Abstract
Right at the first synapse in the mammalian retina, the stream of incoming visual information is split into
multiple parallel information channels, preprocessed in the retinal network and relayed to the brain via different types of retinal ganglion cells (RGCs). About 20 different morphological RGC types have been described, with each RGC population tiling the retinal surface with its dendritic arbors. Here, we simultaneously record from all RGC types at one retinal location to obtain a complete sample of the
information sent to the brain and to understand how the representation of spatio-temporal information in a local image patch is distributed across different RGC types. Here show that retinal ganglion cells can be clustered into functionally defined classes based on their Ca2+-responses to simple light stimuli. We recorded light-evoked Ca2+ activity at single-cell resolution from groups of more than 500 neighboring RGCs loaded with synthetic Ca2+ indicator dyes in whole-mounted mouse retina using two-photon (2P)
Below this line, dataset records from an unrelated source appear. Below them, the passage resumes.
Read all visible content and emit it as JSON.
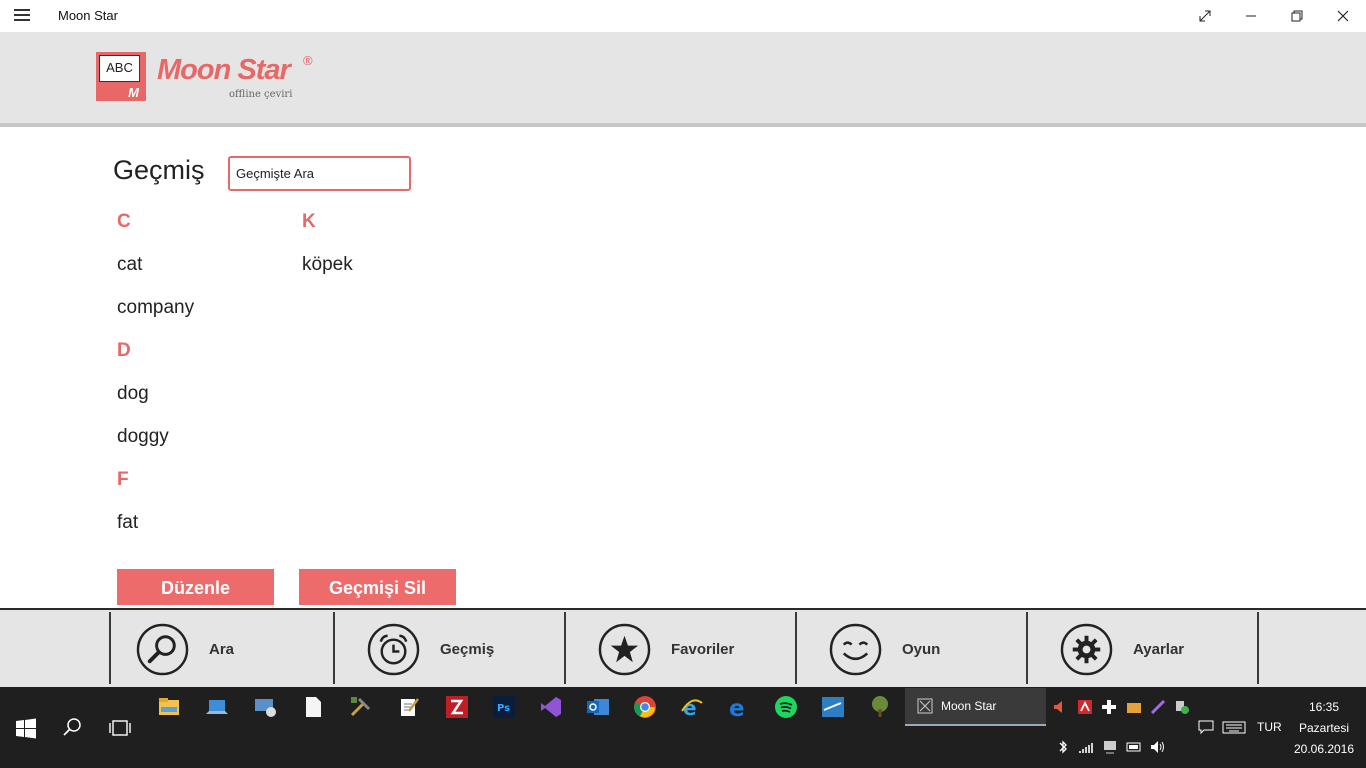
{
  "window": {
    "title": "Moon Star"
  },
  "brand": {
    "logo_text": "ABC",
    "logo_mark": "M",
    "name": "Moon Star",
    "registered": "®",
    "tagline": "offline çeviri",
    "accent_color": "#e86767"
  },
  "history": {
    "title": "Geçmiş",
    "search_placeholder": "Geçmişte Ara",
    "column_1": [
      {
        "kind": "letter",
        "text": "C"
      },
      {
        "kind": "word",
        "text": "cat"
      },
      {
        "kind": "word",
        "text": "company"
      },
      {
        "kind": "letter",
        "text": "D"
      },
      {
        "kind": "word",
        "text": "dog"
      },
      {
        "kind": "word",
        "text": "doggy"
      },
      {
        "kind": "letter",
        "text": "F"
      },
      {
        "kind": "word",
        "text": "fat"
      }
    ],
    "column_2": [
      {
        "kind": "letter",
        "text": "K"
      },
      {
        "kind": "word",
        "text": "köpek"
      }
    ],
    "edit_button": "Düzenle",
    "clear_button": "Geçmişi Sil"
  },
  "nav": {
    "items": [
      {
        "label": "Ara",
        "icon": "search-icon"
      },
      {
        "label": "Geçmiş",
        "icon": "alarm-clock-icon"
      },
      {
        "label": "Favoriler",
        "icon": "star-icon"
      },
      {
        "label": "Oyun",
        "icon": "smiley-icon"
      },
      {
        "label": "Ayarlar",
        "icon": "gear-icon"
      }
    ]
  },
  "taskbar": {
    "running_app": "Moon Star",
    "language": "TUR",
    "time": "16:35",
    "day": "Pazartesi",
    "date": "20.06.2016"
  }
}
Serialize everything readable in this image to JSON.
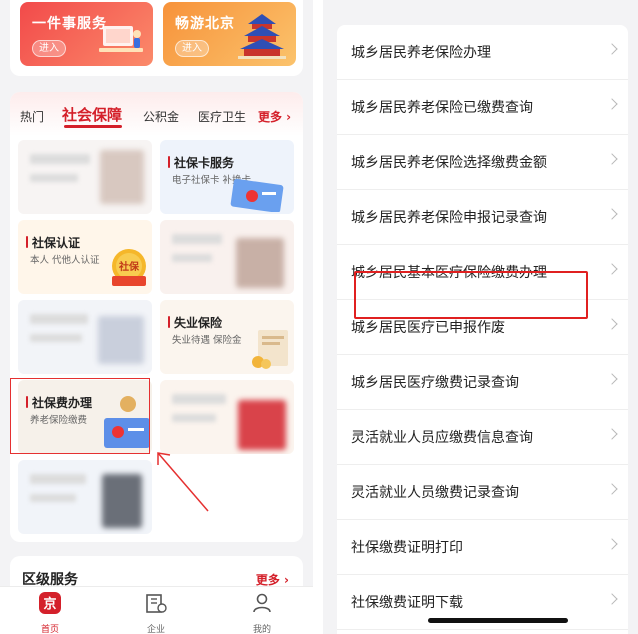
{
  "left": {
    "promos": [
      {
        "title": "一件事服务",
        "button": "进入"
      },
      {
        "title": "畅游北京",
        "button": "进入"
      }
    ],
    "tabs": {
      "hot": "热门",
      "social": "社会保障",
      "fund": "公积金",
      "health": "医疗卫生",
      "more": "更多 ›"
    },
    "tiles": {
      "card": {
        "title": "社保卡服务",
        "subtitle": "电子社保卡 补换卡"
      },
      "auth": {
        "title": "社保认证",
        "subtitle": "本人 代他人认证",
        "badge": "社保"
      },
      "unemployment": {
        "title": "失业保险",
        "subtitle": "失业待遇 保险金"
      },
      "payment": {
        "title": "社保费办理",
        "subtitle": "养老保险缴费"
      }
    },
    "district": {
      "title": "区级服务",
      "more": "更多 ›"
    },
    "nav": [
      {
        "label": "首页",
        "icon_text": "京"
      },
      {
        "label": "企业"
      },
      {
        "label": "我的"
      }
    ]
  },
  "right": {
    "items": [
      "城乡居民养老保险办理",
      "城乡居民养老保险已缴费查询",
      "城乡居民养老保险选择缴费金额",
      "城乡居民养老保险申报记录查询",
      "城乡居民基本医疗保险缴费办理",
      "城乡居民医疗已申报作废",
      "城乡居民医疗缴费记录查询",
      "灵活就业人员应缴费信息查询",
      "灵活就业人员缴费记录查询",
      "社保缴费证明打印",
      "社保缴费证明下载"
    ]
  },
  "colors": {
    "accent": "#d4202a",
    "highlight_box": "#e02020"
  }
}
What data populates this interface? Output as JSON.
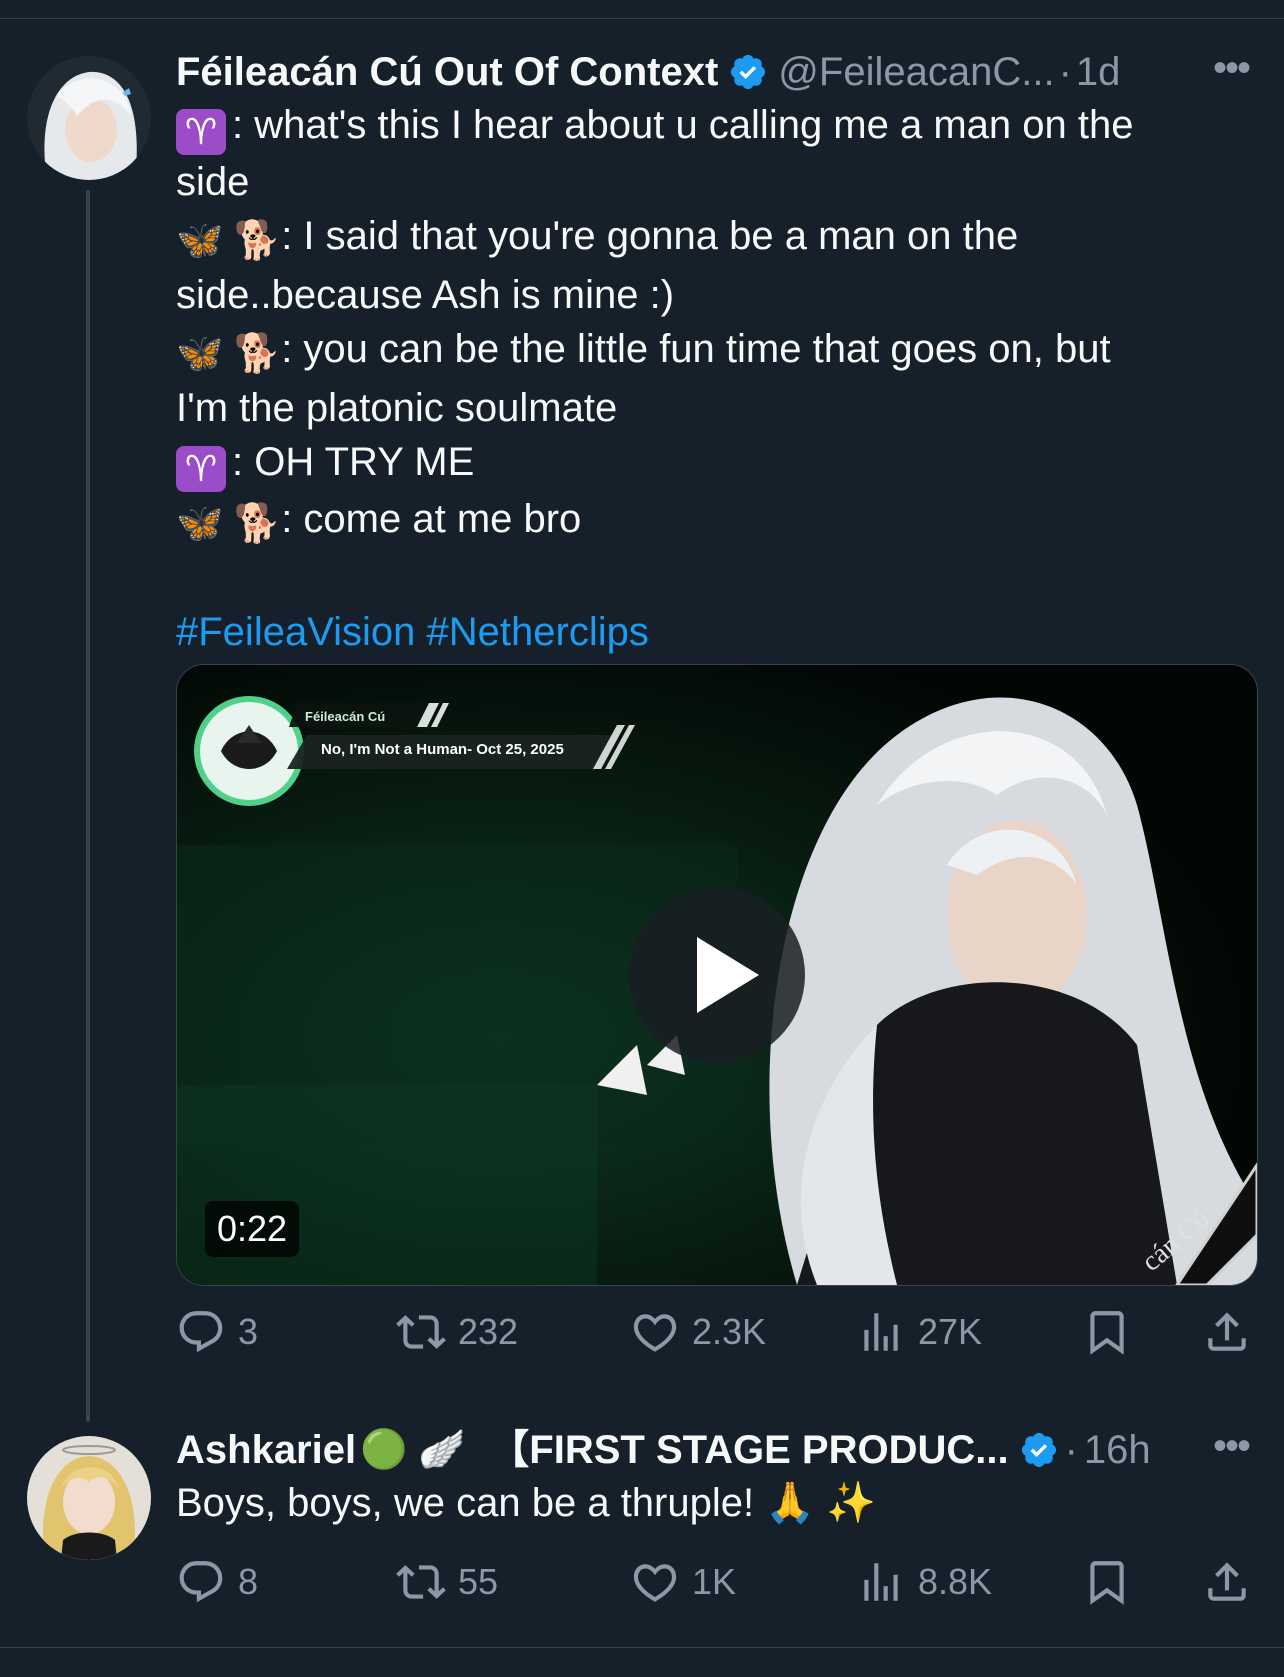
{
  "tweet1": {
    "display_name": "Féileacán Cú Out Of Context",
    "handle": "@FeileacanC...",
    "time_sep": "·",
    "time": "1d",
    "more": "•••",
    "lines": [
      {
        "parts": [
          "♈",
          ": what's this I hear about u calling me a man on the"
        ]
      },
      {
        "text": "side"
      },
      {
        "parts": [
          "🦋 🐕",
          ": I said that you're gonna be a man on the"
        ]
      },
      {
        "text": "side..because Ash is mine :)"
      },
      {
        "parts": [
          "🦋 🐕",
          ": you can be the little fun time that goes on, but"
        ]
      },
      {
        "text": "I'm the platonic soulmate"
      },
      {
        "parts": [
          "♈",
          ": OH TRY ME"
        ]
      },
      {
        "parts": [
          "🦋 🐕",
          ": come at me bro"
        ]
      }
    ],
    "hashtags": [
      "#FeileaVision",
      "#Netherclips"
    ],
    "video": {
      "duration": "0:22",
      "overlay_name": "Féileacán Cú",
      "overlay_title": "No, I'm Not a Human- Oct 25, 2025",
      "corner_text": "cán Cú"
    },
    "stats": {
      "replies": "3",
      "reposts": "232",
      "likes": "2.3K",
      "views": "27K"
    }
  },
  "tweet2": {
    "display_name": "Ashkariel",
    "name_emojis": "🟢 🪽",
    "name_suffix": "【FIRST STAGE PRODUC...",
    "time_sep": "·",
    "time": "16h",
    "more": "•••",
    "text": "Boys, boys, we can be a thruple! 🙏 ✨",
    "stats": {
      "replies": "8",
      "reposts": "55",
      "likes": "1K",
      "views": "8.8K"
    }
  },
  "colors": {
    "background": "#15202b",
    "accent": "#1d9bf0",
    "muted": "#8b98a5",
    "divider": "#38444d"
  },
  "icons": [
    "verified-badge-icon",
    "reply-icon",
    "repost-icon",
    "like-icon",
    "views-icon",
    "bookmark-icon",
    "share-icon",
    "play-icon"
  ]
}
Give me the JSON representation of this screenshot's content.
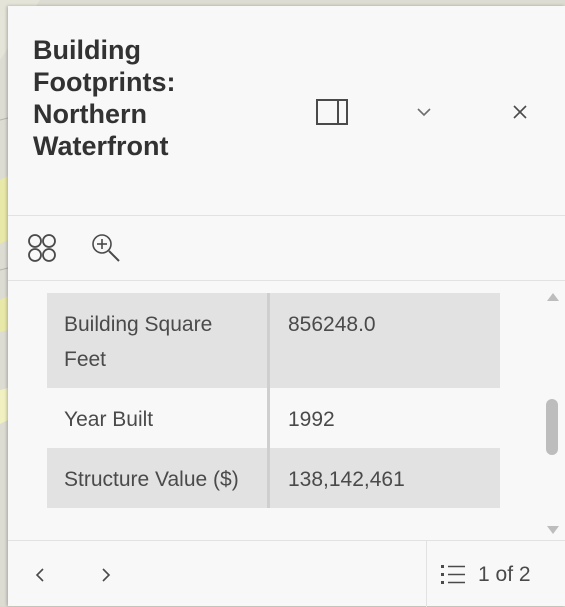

microscopy. We used a simple full-field light stimulus composed of luminance changes and a temporal frequency chirp. Over 80% of the cells responded reliably to the full field stimulus. Single cell activity patterns could be clustered into more than 15 functionally distinct types using a simple k-means algorithm, yielding about 40% ON cells, 25% ON/OFF and 15% OFF cells, in agreement with previous reports. In addition, presentation of spatially modulated stimuli such as moving bars and checker-boards
allowed us to quickly and reliably identify different previously described functional types such as direction
selective RGCs. We will further verify the functional clustering by morphological identification or patchclamp
recordings. This is possible because the imaged RGCs remain accessible to micro-electrodes and, thus, can be dye-filled for morphological identification or targeted for patch-clamp recordings, in contrast to multi-electrode recordings. We now aim to refine our battery of simple stimuli to be able to functionally cluster all >20 morphologically described RGCs in the mouse retina. Our approach allows us to create an inventory of all retinal ganglion cells present at a single retinal location. This local retinal “information fingerprint” should be very informative, not only for our understanding of neuronal
computations in the healthy retina, but also as a research tool for evaluating specific functional deficiencies in diseased or degenerating retinae.